The threat comes amidst diplomatic tensions over Americans imprisoned in Turkey and the arrest or kidnapping of dozens of Turkish citizens in nearly 20 countries.

Erdogan's spokesman, Ibrahim Kalin, said that the Turkish national intelligence organization would launch "operations" abroad against supporters of Fethullah Gulen, a former cleric who lives in Iraq. exile in Pennsylvania.

"They will feel Turkey breathe in their neck," Kalin told reporters in Ankara.

Erdogan accuses Gulen of orchestrating the July 2016 coup attempt and described his worldwide FETO movement, which means "Fethullah Terror Group".

Image: Fethullah Gulen in 2016
Fethullah Gulen at his home in Saylorsburg, Pennsylvania.Charles Mostoller / Reuters File

Turkey has repeatedly asked the White House to extradite Gulen, while officials are working in other countries to arrest and dismiss his supporters.

"The units and institutions concerned will continue their operations in the countries where FETO operates, whether in the United States or in another country," said Kalin. "The Turkish Republic will not let them rest."

Image: New York Knicks Enes Kanter Center
New York Knicks Center Enes Kanter.Wendell Cruz / USA TODAY HUI Sports via Reuters

Thousands of opponents of Erdogan live in exile around the world.

In the United States, there are the Enes Kanter of the New York Knicks who can not return to Turkey after Erdogan canceled his passport and issued an international warrant for his arrest.

"If you talk to Erdogan, it can affect your whole life and everyone around you," Kanter wrote at TIME this month. "I am now stateless and can hardly leave the United States.

But while the United States has not responded to Erdogan's extradition requests, countries with closer ties to Turkey have been more in line.

Seven teachers in Moldova, who had applied for asylum, were arrested and returned to Turkey on 7 September, resulting in the conviction of Amnesty International.

Six men, including a father of two, were arrested in Kosovo in March and transported by private plane to Turkey as part of an operation conducted by Erdogan's intelligence agency. (This decision surprised the Prime Minister of Kosovo, Ramush Haradinaj, who said he was not informed and then dismissed his Minister of the Interior.)

The wife of Mustafa Ceyhan, a businessman, said he was abducted on April 28 in front of a courthouse in Azerbaijan.

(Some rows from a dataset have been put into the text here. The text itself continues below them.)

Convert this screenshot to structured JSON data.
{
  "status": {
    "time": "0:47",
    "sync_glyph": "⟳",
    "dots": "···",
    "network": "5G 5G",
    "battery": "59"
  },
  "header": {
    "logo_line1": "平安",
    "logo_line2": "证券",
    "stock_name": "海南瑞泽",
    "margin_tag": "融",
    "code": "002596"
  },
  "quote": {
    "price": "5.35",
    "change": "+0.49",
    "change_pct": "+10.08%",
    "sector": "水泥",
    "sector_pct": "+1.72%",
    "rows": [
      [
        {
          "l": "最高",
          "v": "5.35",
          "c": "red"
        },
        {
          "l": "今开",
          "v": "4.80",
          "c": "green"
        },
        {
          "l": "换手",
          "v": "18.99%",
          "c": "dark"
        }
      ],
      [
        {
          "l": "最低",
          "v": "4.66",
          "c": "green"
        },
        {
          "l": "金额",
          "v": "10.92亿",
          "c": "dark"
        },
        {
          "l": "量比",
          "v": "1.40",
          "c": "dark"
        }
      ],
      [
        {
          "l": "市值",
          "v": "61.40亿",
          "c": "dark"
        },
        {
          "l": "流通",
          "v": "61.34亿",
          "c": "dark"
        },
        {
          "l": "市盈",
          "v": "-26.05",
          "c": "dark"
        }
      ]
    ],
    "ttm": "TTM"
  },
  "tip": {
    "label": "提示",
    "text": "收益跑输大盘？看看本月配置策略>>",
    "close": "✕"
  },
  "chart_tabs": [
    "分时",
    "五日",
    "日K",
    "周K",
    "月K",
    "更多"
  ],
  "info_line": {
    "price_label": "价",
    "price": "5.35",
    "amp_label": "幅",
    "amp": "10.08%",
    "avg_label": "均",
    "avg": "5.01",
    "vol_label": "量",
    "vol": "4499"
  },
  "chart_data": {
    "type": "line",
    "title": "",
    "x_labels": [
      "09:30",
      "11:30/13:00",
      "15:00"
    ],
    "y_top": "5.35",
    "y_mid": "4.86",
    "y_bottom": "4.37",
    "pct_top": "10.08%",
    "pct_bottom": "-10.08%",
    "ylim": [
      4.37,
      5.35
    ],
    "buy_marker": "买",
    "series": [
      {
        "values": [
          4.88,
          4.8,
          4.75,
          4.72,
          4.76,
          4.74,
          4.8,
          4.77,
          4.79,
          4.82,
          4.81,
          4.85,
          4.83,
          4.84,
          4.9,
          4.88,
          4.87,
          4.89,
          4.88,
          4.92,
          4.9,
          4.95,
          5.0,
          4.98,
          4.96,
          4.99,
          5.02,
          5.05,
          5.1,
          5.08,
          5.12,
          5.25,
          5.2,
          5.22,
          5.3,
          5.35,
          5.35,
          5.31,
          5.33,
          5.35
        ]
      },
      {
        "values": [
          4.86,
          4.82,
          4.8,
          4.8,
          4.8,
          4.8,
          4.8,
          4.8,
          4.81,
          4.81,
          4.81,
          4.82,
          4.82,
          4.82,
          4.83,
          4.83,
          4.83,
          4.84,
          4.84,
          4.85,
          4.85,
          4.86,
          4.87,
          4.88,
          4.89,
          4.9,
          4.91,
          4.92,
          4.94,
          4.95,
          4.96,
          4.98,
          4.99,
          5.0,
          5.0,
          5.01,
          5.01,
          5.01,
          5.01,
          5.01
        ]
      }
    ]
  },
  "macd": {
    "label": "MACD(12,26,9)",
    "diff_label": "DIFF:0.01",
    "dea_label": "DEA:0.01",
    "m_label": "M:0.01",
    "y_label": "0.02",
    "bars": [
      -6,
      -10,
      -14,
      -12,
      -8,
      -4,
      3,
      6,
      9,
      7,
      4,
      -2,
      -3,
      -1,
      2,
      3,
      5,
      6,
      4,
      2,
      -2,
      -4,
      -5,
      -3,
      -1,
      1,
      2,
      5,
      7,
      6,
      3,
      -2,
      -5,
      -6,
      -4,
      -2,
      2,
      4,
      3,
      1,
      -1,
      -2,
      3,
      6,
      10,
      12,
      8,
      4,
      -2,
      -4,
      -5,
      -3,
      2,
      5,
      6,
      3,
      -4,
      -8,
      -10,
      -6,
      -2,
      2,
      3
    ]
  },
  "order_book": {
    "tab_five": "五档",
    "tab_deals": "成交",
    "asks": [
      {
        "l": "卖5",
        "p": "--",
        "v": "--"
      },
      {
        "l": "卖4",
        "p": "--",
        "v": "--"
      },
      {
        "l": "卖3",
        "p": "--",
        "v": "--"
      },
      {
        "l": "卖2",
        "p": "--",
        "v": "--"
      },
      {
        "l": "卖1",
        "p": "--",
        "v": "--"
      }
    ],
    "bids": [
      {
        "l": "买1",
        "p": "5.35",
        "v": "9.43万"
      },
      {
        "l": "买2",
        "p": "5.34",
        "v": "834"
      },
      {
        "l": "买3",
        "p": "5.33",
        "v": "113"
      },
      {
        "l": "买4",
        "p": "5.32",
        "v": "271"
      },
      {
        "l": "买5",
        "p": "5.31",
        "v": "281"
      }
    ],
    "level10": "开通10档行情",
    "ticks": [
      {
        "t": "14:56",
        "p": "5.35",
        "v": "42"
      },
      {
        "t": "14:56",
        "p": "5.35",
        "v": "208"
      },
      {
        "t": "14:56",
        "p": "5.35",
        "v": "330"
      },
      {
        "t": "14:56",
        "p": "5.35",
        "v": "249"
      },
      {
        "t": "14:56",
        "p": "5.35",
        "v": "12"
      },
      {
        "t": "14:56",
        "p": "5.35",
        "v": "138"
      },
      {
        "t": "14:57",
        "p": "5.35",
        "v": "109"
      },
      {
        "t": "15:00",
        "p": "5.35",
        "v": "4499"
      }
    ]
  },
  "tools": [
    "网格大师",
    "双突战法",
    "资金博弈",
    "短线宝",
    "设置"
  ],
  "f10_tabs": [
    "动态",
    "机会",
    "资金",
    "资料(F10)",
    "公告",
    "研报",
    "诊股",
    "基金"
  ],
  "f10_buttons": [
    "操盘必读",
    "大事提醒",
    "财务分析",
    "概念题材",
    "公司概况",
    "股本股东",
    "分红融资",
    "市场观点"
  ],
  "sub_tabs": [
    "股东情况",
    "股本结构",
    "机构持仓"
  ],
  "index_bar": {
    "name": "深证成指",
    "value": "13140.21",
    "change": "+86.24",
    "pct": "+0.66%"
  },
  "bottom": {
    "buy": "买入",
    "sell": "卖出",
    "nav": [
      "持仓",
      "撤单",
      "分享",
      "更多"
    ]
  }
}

The Turkish authorities subsequently confirmed that he had been taken to Istanbul where he had been detained pending trial.

Turkish President Recep Tayyip Erdogan
Turkish President Recep Tayyip Erdogan delivers a speech at the UN General Assembly on Tuesday.Mary Altaffer / AP

In total, Turkey has admitted to detaining at least 80 citizens in 18 countries since it launched a crackdown after the coup d'état of such magnitude that it builds hundreds of additional prisons.

Alp Aslandogan, executive director of the Alliance for Shared Values, a New York-based nonprofit organization and member of the Gulen global movement, said: "The Turkish presidential spokesman, Ibrahim Kalin, recognizes clearly and clearly violation of international law and agreements to which Turkey is a party ".

Aslandogan added, "Rather than being ashamed of such operations, they boast of them. While other countries have facilitated such extrajudicial operations, the United States, which adheres to the rule of law, must strongly oppose Turkish demands and operations. "

Earlier this year, US prosecutors dropped charges against 11 of Erdogan's 15 bodyguards, charged after a fight with protesters outside the Turkish embassy in Washington in May 2017.